The mix of older commercial buildings converted to residential use and new high-rise towers around Flatbush and DeKalb Avenues means both legacy pest access routes through old building infrastructure and modern elevator-borne cockroach and bed bug spread in the taller residential towers.
High commuter foot traffic through Atlantic Terminal and the Fulton Street subway corridor sustains rodent pressure that migrates from transit infrastructure into adjacent building basements and ground-floor businesses.
Signs you need silverfish control
- Small, silvery, teardrop-shaped insects darting across bathroom or basement floors, especially at night
- Tiny holes, notches or surface etching on paper, wallpaper, book spines or stored documents
- Yellowish stains or fine pepper-like droppings in cabinets, drawers and bookshelves
- Damage to starched or stored clothing and natural-fibre fabrics
- Shed skins or a faint dusty residue in damp closets, under sinks and around plumbing
How we treat silverfish control in Downtown Brooklyn
Silverfish are the small, teardrop-shaped, silvery insects that dart across bathroom floors and basement walls and wriggle like a fish when you disturb them. They're a classic moisture pest: silverfish live and develop in damp, warm places, which is exactly what New York apartments offer in abundance — humid bathrooms, below-grade basements, laundry rooms and the deep wall voids of pre-war buildings.

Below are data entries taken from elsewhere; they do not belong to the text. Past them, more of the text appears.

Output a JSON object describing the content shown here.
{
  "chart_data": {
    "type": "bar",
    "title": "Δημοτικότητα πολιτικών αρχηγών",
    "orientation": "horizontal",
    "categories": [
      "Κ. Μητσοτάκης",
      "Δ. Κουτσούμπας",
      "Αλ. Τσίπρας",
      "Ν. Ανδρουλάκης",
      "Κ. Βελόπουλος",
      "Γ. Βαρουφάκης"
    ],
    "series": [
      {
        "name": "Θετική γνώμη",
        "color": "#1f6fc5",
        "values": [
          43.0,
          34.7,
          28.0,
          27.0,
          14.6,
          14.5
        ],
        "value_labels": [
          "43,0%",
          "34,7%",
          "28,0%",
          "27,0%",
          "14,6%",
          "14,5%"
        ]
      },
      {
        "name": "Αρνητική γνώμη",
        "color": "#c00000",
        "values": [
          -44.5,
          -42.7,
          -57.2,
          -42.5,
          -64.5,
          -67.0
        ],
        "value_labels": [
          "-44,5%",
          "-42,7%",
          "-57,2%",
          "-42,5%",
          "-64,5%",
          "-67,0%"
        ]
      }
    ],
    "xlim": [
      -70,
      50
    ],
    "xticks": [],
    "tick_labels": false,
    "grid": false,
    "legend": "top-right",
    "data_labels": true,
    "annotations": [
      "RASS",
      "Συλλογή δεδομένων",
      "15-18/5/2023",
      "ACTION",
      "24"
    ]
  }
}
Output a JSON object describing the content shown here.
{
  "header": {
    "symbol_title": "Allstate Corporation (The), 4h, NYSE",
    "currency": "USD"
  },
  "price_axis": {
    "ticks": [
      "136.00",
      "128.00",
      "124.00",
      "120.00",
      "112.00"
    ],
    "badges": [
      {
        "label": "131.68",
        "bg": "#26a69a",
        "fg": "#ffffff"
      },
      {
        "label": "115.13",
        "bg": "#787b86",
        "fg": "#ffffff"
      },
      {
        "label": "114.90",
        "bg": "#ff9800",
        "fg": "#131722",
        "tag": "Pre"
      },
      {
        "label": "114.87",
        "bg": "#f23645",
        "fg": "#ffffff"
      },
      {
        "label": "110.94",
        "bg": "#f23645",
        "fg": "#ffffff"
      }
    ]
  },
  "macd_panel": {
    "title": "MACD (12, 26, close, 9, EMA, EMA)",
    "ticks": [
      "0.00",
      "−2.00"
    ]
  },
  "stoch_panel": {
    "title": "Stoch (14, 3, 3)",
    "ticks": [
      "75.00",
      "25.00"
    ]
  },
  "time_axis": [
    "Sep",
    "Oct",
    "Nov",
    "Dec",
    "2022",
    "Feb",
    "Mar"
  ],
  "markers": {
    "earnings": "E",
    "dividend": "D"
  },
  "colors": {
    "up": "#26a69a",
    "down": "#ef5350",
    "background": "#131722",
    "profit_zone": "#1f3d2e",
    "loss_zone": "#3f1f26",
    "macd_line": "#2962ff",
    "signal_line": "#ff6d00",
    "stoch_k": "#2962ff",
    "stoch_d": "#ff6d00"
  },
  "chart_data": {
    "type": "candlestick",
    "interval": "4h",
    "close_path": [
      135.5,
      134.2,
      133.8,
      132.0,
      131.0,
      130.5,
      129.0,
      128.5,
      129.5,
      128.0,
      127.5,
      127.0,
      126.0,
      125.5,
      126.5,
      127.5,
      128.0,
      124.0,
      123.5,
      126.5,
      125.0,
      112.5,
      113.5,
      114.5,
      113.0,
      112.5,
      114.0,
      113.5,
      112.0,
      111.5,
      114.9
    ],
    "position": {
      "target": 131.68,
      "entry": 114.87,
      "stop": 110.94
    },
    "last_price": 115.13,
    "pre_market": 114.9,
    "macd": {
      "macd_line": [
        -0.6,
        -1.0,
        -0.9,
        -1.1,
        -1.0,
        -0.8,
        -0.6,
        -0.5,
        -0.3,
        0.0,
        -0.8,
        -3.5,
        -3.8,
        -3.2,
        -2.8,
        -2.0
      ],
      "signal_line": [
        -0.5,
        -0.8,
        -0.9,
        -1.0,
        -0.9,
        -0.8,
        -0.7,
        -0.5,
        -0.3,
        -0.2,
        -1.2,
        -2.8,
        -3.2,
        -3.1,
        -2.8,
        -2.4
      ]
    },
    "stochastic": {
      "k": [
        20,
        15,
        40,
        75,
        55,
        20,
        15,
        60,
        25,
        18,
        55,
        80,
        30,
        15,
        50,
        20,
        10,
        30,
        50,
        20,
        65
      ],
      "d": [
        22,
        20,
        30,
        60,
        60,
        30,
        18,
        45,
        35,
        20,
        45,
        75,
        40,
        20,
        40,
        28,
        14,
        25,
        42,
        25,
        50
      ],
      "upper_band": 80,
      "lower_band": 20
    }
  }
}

They feed on starches and paper: cereals, flour and pet food, the glue and paste in book bindings, wallpaper paste, sizing in paper, and the starch in stored clothing. Because their flat bodies let them slip into narrow crevices, they hide by day inside wall voids, behind baseboards, in closets and bookcases, and around the gaps where pipes pass through walls — then come out at night to feed. That's why a can of spray rarely works: the population you see is a fraction of the one tucked into the moisture-rich voids you can't reach.
Local landmarks & coverage
We serve all of Downtown Brooklyn and the surrounding Brooklyn area — including Fulton Street Mall, MetroTech Center, Barclays Center, Atlantic Terminal, Brooklyn Law School — across ZIP codes 11201, 11217.